Il ajouta : Quant à celui qui ne le sanctionne pas du tout, il soutient que le droit des créatures se trouve inclus dans le droit lié à la mission prophétique, car – pour la majorité des juristes – lorsqu’une infraction unique entraîne la peine capitale, aucune autre peine ne s’y ajoute. C’est pourquoi, lorsque la victime renonce au prix du sang ou au hadd pour calomnie, le droit d’Allah se trouve absorbé par celui de l’homme.

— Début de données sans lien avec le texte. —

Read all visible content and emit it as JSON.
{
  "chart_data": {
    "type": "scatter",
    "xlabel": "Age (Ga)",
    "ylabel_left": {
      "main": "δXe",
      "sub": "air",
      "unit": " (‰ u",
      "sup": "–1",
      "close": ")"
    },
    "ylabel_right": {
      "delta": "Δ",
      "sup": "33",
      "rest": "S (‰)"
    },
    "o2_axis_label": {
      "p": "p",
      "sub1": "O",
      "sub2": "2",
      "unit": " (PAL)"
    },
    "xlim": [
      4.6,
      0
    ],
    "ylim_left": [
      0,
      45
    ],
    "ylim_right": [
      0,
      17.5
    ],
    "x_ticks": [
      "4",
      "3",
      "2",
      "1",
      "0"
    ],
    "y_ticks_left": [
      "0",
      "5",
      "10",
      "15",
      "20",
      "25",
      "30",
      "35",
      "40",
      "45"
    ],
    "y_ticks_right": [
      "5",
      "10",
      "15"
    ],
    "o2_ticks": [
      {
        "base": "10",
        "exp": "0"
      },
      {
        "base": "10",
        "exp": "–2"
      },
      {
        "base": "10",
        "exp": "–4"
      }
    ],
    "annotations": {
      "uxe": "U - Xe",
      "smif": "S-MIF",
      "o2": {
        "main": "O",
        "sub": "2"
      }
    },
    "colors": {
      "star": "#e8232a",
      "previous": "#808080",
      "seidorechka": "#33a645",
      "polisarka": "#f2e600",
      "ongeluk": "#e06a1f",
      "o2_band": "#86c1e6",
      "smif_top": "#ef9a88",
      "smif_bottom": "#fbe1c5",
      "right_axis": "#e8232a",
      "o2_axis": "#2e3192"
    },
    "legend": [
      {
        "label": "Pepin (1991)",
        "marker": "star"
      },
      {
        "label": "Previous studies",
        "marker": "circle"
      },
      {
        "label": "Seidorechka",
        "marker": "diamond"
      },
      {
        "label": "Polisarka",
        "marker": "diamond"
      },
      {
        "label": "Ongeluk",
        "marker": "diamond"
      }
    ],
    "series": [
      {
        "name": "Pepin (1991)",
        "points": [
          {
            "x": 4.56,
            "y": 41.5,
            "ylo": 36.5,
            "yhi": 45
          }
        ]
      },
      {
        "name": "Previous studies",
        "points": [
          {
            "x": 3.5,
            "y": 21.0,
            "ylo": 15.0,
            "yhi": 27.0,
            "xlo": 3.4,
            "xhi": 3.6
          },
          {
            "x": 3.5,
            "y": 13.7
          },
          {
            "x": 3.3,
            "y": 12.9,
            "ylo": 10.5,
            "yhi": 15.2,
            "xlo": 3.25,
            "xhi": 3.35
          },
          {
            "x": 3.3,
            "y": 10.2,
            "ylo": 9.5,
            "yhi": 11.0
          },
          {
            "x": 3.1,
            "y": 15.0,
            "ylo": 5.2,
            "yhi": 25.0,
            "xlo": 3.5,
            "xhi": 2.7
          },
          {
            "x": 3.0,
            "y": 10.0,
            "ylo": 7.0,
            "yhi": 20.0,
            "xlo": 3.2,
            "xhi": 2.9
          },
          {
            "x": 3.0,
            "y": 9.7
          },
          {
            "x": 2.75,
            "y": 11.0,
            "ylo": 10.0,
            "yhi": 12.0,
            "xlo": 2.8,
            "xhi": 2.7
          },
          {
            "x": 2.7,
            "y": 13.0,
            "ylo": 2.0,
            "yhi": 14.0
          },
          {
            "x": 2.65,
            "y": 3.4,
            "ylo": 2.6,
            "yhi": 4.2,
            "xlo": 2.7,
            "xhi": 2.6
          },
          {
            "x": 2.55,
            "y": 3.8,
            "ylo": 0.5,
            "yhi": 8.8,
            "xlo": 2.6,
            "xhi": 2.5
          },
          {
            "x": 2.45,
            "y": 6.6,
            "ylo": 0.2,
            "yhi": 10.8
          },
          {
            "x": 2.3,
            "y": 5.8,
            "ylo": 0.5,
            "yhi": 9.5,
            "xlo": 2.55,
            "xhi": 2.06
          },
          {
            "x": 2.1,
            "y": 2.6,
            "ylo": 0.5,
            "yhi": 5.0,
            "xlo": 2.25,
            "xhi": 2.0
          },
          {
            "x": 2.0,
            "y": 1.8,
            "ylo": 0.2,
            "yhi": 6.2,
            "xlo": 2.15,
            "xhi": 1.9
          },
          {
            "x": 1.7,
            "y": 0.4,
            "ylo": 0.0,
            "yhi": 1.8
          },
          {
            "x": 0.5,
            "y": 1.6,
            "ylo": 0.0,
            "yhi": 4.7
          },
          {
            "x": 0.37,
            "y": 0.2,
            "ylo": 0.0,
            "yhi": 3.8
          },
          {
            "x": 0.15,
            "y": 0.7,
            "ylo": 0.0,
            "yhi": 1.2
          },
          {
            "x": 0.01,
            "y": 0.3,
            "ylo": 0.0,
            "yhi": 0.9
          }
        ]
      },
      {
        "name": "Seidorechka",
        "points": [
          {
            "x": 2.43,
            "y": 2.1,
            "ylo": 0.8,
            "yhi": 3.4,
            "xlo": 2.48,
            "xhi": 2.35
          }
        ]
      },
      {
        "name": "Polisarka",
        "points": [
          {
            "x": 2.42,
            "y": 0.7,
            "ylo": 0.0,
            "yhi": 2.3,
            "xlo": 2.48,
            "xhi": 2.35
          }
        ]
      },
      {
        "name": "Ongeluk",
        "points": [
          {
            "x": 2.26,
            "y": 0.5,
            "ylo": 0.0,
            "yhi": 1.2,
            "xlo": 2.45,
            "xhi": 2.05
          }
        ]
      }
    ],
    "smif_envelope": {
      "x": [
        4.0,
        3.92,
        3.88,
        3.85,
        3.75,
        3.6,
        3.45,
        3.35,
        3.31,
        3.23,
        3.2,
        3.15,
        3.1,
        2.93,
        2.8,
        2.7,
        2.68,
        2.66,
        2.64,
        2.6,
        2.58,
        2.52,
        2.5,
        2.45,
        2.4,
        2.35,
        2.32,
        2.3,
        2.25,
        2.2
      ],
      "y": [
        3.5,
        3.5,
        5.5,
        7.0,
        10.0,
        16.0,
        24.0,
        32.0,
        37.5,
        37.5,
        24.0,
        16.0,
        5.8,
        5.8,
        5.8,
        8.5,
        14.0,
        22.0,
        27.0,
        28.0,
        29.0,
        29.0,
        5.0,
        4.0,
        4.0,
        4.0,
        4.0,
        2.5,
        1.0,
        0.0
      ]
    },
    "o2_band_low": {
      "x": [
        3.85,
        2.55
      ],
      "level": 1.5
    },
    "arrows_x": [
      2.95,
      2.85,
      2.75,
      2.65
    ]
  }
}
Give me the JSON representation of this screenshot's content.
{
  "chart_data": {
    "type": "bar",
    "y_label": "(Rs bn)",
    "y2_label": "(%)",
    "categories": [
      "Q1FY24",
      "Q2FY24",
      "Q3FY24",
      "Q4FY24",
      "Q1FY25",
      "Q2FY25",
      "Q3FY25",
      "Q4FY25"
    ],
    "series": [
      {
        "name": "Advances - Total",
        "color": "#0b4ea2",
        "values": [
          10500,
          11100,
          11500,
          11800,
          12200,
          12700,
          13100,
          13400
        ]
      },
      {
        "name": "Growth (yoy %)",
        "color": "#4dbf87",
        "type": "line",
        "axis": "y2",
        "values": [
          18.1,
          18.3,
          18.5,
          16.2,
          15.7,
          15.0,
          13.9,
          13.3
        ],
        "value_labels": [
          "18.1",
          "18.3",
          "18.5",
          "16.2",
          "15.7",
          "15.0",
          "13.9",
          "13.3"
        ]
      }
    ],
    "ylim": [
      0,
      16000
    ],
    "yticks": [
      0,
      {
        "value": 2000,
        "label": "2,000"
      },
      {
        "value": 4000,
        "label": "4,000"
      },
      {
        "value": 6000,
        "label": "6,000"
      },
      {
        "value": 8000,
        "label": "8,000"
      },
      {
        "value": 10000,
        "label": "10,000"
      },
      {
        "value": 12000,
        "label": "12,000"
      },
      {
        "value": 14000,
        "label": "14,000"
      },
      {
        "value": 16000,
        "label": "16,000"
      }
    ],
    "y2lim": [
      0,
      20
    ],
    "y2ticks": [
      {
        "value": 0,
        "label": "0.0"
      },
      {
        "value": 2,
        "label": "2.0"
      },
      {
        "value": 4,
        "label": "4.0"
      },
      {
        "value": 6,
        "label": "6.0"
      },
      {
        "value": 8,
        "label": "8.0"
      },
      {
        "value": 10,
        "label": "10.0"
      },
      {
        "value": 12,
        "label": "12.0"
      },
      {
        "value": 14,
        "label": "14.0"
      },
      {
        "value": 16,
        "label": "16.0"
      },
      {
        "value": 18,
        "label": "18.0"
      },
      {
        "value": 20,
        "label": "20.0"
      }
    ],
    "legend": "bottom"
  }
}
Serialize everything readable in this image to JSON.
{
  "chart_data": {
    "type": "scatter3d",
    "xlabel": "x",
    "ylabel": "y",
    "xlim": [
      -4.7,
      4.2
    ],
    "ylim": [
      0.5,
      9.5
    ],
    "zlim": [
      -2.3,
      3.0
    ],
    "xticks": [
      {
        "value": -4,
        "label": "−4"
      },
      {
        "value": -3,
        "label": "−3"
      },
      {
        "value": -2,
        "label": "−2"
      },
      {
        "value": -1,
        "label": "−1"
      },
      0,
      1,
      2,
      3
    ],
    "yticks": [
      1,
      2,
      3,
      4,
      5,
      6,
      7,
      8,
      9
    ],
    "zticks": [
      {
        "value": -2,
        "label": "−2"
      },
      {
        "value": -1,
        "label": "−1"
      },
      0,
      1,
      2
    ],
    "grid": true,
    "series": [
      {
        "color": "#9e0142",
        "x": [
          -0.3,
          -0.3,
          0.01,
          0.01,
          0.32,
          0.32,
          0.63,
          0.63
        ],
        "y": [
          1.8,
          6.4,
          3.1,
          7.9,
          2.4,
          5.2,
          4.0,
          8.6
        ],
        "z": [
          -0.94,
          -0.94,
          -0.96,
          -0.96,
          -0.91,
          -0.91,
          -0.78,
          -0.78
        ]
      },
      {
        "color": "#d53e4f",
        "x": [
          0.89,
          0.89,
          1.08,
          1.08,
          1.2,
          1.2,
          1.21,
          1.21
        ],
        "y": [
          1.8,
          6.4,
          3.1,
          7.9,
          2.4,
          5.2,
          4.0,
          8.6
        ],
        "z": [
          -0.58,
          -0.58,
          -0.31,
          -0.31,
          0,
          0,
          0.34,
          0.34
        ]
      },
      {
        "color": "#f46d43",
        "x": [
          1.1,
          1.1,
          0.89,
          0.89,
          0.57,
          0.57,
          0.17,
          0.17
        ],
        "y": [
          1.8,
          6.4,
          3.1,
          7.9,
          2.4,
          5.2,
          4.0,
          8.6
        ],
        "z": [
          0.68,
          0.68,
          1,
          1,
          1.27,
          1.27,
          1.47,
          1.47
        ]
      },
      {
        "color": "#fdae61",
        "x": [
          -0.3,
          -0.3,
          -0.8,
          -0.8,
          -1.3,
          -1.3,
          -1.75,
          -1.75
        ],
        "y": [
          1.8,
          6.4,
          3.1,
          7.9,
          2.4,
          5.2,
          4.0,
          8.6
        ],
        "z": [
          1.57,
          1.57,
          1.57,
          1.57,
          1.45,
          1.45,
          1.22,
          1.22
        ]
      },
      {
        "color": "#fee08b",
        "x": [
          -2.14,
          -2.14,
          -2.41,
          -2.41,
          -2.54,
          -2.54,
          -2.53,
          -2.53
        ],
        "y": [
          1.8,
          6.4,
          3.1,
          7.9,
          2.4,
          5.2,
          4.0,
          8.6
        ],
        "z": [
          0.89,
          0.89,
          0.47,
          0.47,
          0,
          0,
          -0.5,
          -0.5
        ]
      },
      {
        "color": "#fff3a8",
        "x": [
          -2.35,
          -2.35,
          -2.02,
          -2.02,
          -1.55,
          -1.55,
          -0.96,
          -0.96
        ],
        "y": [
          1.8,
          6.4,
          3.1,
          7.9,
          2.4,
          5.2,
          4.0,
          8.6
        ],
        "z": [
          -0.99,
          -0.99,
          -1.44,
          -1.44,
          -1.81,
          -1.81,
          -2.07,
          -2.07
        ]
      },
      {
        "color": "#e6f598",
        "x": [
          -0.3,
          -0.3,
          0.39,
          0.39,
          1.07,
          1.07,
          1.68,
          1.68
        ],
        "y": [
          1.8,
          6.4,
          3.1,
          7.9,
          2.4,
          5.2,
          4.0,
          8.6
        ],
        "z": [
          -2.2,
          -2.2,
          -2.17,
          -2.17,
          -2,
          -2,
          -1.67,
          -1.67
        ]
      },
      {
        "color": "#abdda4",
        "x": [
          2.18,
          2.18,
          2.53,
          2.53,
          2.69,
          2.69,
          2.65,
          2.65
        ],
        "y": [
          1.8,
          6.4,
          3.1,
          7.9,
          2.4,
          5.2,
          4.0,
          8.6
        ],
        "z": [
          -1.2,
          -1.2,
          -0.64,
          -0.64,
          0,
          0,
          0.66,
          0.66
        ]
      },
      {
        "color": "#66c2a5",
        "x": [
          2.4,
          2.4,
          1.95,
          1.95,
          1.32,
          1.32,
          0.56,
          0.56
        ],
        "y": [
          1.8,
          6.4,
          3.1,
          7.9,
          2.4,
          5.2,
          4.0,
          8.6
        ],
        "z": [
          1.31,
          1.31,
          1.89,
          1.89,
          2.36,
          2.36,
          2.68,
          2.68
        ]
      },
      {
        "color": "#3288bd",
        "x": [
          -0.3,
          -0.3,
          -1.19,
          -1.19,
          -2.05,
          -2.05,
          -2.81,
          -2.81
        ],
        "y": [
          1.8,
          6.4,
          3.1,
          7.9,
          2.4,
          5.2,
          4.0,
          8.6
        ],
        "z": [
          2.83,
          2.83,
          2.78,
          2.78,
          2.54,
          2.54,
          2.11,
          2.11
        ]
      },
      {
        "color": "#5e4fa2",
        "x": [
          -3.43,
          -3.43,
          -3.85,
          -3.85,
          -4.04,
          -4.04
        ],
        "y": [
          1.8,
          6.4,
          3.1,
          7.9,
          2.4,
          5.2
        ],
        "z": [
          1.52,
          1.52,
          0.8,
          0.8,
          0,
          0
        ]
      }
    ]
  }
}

Et il dit encore : Sur ces deux points, les sources premières font apparaître une divergence. Selon l’avis « M », on inflige un taʿzîr au meurtrier après le pardon ; selon l’avis « H », le hadd pour calomnie n’est pas annulé par le pardon. Voilà pourquoi ceux qui estiment que la conversion à l’islam fait tomber la peine capitale hésitent à décider s’il convient, pour la seule calomnie et l’injure, d’appliquer une peine légale déterminée ou un simple taʿzîr. ⦗al-Furûʿ 6/188 (10/221-222)⦘ (1).
(1) Voir : al-Sarim al-Maslul, vol. 3, p. 627-629 ; al-Ikhtiyarat d’al-Ba‘lī, p. 443-444.
ووجه شيخنا هذا المعنى في مكان آخر بأن قتله من حيث هو رسولٌ حقٌّ لله، وقد سقط، فيعزر لحق البشرية، كتعزير ساب المؤمنين بعد إسلامه.
قال: ومن لم يعاقبه بشيء قال: اندرج حق البشرية في حق الرسالة، فإن الجريمة الواحدة إذا أوجبت القتل لم يجب غيره، عند أكثر الفقهاء، ولهذا اندرج حق الله في حق الآدمي بعفوه عن قود وحد قذف.
قال: وفي الأصلين خلاف، فمذهب «م»: يعزر القاتل بعد العفو، ومذهب «هـ»: لا يسقط حد القذف بالعفو، ولهذا تردد من أسقط القتل بالإسلام، هل يؤدب حدا أو تعزيرا على خصوص القذف والسب؟ ) [الفروع ٦/ ١٨٨ (١٠/ ٢٢١ - ٢٢٢)] (١).
(١) انظر: «الصارم المسلول» (٣/ ٦٢٧ - ٦٢٩)، «الاختيارات» للبعلي (٤٤٣ - ٤٤٤).